UC San Diego — Fall Quarter 2025 (September – December)

Code


Overview

This project explored autonomous lap driving on the DonkeyCar platform across four configurations — starting in simulation and progressing to a physical RC car with multiple sensing modalities. Each variant tested a different approach to perception and control: behaviour cloning from human demonstrations, GPS-based waypoint following, and computer vision lane tracking.


DonkeySim — Deep Learning Autonomous Laps

Human expert demonstrations were collected by driving manually around a simulated track, recording image frames alongside steering angle and throttle at each timestep. A TensorFlow Lite model was trained via behaviour cloning / imitation learning on this data and tasked with completing 3 autonomous laps. The model was evaluated both locally and on a remote server, with the remote session streamed live on Twitch.

Local autonomous laps

Remote laps streamed on Twitch


DonkeyCar Hardware

The physical DonkeyCar was built on a standard RC chassis with the following hardware stack:

DonkeyCar wiring diagram
Hardware wiring diagram showing connections between Raspberry Pi, ESC, VESC, GPS, camera, and power system.

Hardware Demo

Fully assembled DonkeyCar driven via RC remote on the outdoor track.


DonkeyCar — Deep Learning Autonomous Laps

The same behaviour cloning approach from the simulation was applied to the physical car using the OAK-D Lite camera on an outdoor track.
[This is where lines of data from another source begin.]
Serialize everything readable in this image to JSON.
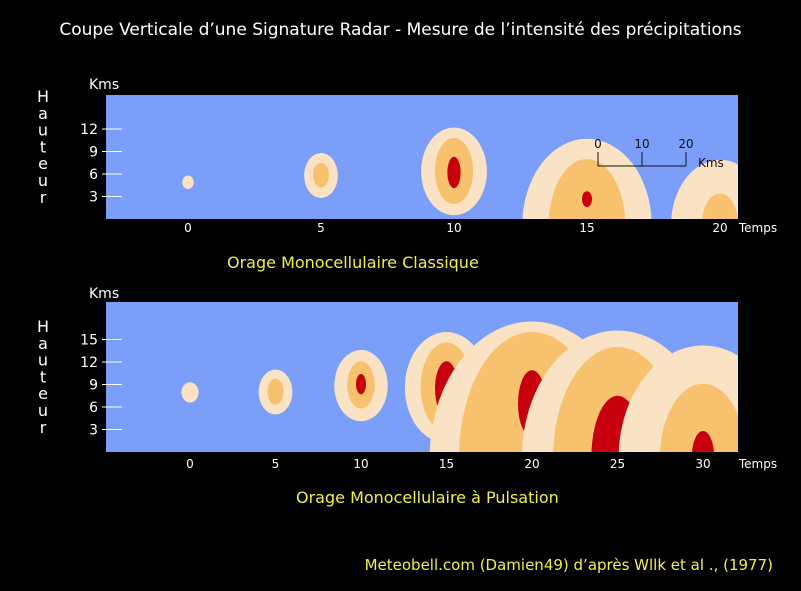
{
  "title": "Coupe Verticale d’une Signature Radar - Mesure de l’intensité des précipitations",
  "credit": "Meteobell.com (Damien49) d’après Wllk et al ., (1977)",
  "colors": {
    "background": "#000000",
    "panel": "#7b9ef8",
    "light": "#fae3c4",
    "medium": "#f8c16e",
    "core": "#c8000e",
    "caption": "#f0f046"
  },
  "chart_data": [
    {
      "type": "diagram",
      "caption": "Orage Monocellulaire Classique",
      "ylabel": "Hauteur",
      "yunit": "Kms",
      "yticks": [
        "3",
        "6",
        "9",
        "12"
      ],
      "xlabel": "Temps",
      "xticks": [
        "0",
        "5",
        "10",
        "15",
        "20"
      ],
      "scale_bar": {
        "ticks": [
          "0",
          "10",
          "20"
        ],
        "unit": "Kms"
      },
      "cells": [
        {
          "time": 0,
          "layers": [
            {
              "level": "light",
              "bottom": 4.0,
              "top": 5.8
            }
          ]
        },
        {
          "time": 5,
          "layers": [
            {
              "level": "light",
              "bottom": 2.8,
              "top": 8.8
            },
            {
              "level": "medium",
              "bottom": 4.2,
              "top": 7.5
            }
          ]
        },
        {
          "time": 10,
          "layers": [
            {
              "level": "light",
              "bottom": 0.5,
              "top": 12.2
            },
            {
              "level": "medium",
              "bottom": 2.0,
              "top": 10.8
            },
            {
              "level": "core",
              "bottom": 4.1,
              "top": 8.3
            }
          ]
        },
        {
          "time": 15,
          "layers": [
            {
              "level": "light",
              "bottom": 0.0,
              "top": 10.7
            },
            {
              "level": "medium",
              "bottom": 0.0,
              "top": 8.0
            },
            {
              "level": "core",
              "bottom": 1.6,
              "top": 3.7
            }
          ]
        },
        {
          "time": 20,
          "layers": [
            {
              "level": "light",
              "bottom": 0.0,
              "top": 7.9
            },
            {
              "level": "medium",
              "bottom": 0.0,
              "top": 3.4
            }
          ]
        }
      ]
    },
    {
      "type": "diagram",
      "caption": "Orage Monocellulaire à Pulsation",
      "ylabel": "Hauteur",
      "yunit": "Kms",
      "yticks": [
        "3",
        "6",
        "9",
        "12",
        "15"
      ],
      "xlabel": "Temps",
      "xticks": [
        "0",
        "5",
        "10",
        "15",
        "20",
        "25",
        "30"
      ],
      "cells": [
        {
          "time": 0,
          "layers": [
            {
              "level": "light",
              "bottom": 6.6,
              "top": 9.3
            }
          ]
        },
        {
          "time": 5,
          "layers": [
            {
              "level": "light",
              "bottom": 5.0,
              "top": 11.0
            },
            {
              "level": "medium",
              "bottom": 6.3,
              "top": 9.8
            }
          ]
        },
        {
          "time": 10,
          "layers": [
            {
              "level": "light",
              "bottom": 4.1,
              "top": 13.6
            },
            {
              "level": "medium",
              "bottom": 5.8,
              "top": 12.1
            },
            {
              "level": "core",
              "bottom": 7.7,
              "top": 10.4
            }
          ]
        },
        {
          "time": 15,
          "layers": [
            {
              "level": "light",
              "bottom": 1.2,
              "top": 16.0
            },
            {
              "level": "medium",
              "bottom": 2.7,
              "top": 14.6
            },
            {
              "level": "core",
              "bottom": 4.8,
              "top": 12.1
            }
          ]
        },
        {
          "time": 20,
          "layers": [
            {
              "level": "light",
              "bottom": 0.0,
              "top": 17.4
            },
            {
              "level": "medium",
              "bottom": 0.0,
              "top": 16.0
            },
            {
              "level": "core",
              "bottom": 2.0,
              "top": 10.9
            }
          ]
        },
        {
          "time": 25,
          "layers": [
            {
              "level": "light",
              "bottom": 0.0,
              "top": 16.2
            },
            {
              "level": "medium",
              "bottom": 0.0,
              "top": 14.0
            },
            {
              "level": "core",
              "bottom": 0.0,
              "top": 7.5
            }
          ]
        },
        {
          "time": 30,
          "layers": [
            {
              "level": "light",
              "bottom": 0.0,
              "top": 14.2
            },
            {
              "level": "medium",
              "bottom": 0.0,
              "top": 9.1
            },
            {
              "level": "core",
              "bottom": 0.0,
              "top": 2.8
            }
          ]
        }
      ]
    }
  ]
}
Human demonstrations were collected on the physical platform and used to train a TensorFlow Lite model for 3 autonomous laps.


DonkeyCar — GNSS Autonomous Laps

Using the PointOneNav GNSS module, the car navigated a figure-8 lap route on the UCSD Snake Path autonomously via GPS waypoint following with tuned PID values. The track below shows the figure-8 lap path overlaid on the course.

GPS lap track at UCSD Snake Path
Figure-8 lap route at the UCSD Snake Path used for GNSS autonomous laps.

DonkeyCar — OpenCV Autonomous Laps

Yellow strips were placed along an outdoor path as lane markers. A ROS2 computer vision module running inside a Docker container (djnighti/ucsd_robocar) on the Raspberry Pi processed OAK-D Lite frames through a tuned color filter to detect the strips. PID values were tuned to complete 3 autonomous laps using the detected lane center as the control signal.